Elle a éludé la question en disant : « Je n'ai jamais appris à plaire aux autres — mon professeur a dit que si j'apprenais ces choses-là, la plupart des gens ne seraient probablement pas capables de le supporter — »
Cela expliquait enfin ce que Quan Zhongbai se demandait depuis longtemps. Il fit « Oh » et s'apprêtait à parler quand Huiniang leva de nouveau les yeux au ciel, comme pour dire : « Qui aurait cru que je tomberais sur une personne aussi pénible que toi ! »
Quan Zhongbai ne put s'empêcher d'esquisser un sourire ironique. Il murmura à Huiniang : « Tu veux toujours le faire ? »
Hui Niang se figea, puis secoua rapidement la tête, un peu contrariée : « J'ai mal au bas du dos… »

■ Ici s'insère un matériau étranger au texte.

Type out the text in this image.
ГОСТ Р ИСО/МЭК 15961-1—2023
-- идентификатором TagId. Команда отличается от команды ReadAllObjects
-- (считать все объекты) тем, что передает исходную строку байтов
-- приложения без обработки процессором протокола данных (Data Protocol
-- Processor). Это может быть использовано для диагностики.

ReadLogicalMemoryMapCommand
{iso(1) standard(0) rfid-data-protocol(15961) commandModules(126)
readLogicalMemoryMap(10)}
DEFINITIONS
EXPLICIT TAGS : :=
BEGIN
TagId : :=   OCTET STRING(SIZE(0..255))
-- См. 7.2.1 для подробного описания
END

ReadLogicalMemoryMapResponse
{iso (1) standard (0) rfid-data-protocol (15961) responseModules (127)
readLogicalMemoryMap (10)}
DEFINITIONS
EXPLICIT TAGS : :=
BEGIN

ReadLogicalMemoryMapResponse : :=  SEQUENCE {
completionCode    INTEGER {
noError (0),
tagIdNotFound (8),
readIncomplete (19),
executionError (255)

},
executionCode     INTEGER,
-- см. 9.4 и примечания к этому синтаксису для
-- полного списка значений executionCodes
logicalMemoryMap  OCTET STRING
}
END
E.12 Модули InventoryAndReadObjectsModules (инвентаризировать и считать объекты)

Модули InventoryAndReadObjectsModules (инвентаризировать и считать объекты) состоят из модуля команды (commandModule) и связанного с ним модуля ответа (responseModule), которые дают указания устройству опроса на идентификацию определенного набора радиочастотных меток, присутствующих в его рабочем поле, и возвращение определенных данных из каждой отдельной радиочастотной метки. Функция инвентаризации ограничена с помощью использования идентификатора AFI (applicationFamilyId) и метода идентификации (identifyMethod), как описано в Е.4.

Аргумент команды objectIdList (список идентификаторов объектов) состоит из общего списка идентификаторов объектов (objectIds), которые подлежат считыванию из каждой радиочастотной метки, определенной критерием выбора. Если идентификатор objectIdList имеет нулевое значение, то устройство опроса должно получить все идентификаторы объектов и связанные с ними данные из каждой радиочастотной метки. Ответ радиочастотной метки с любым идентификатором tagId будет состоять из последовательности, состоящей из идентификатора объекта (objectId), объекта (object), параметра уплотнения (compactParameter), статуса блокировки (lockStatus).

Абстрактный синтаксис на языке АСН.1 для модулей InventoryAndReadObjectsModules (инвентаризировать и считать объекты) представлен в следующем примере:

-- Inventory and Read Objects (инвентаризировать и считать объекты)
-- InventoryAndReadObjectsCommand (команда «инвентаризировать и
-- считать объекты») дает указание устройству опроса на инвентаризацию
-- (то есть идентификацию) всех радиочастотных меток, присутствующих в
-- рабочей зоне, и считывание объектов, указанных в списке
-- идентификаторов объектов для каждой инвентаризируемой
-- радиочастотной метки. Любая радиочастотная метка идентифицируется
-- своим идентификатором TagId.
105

« Alors n'en parlons plus ! » conclut le docteur Quan, mais il ne put s'empêcher de soupirer : « La façon dont votre famille vous enseigne est vraiment peu conventionnelle. »
« Ce n'est rien. » Hui Niang se frotta les yeux. « J'en sais beaucoup plus, je vais tout te dire, tu vas mourir de peur… »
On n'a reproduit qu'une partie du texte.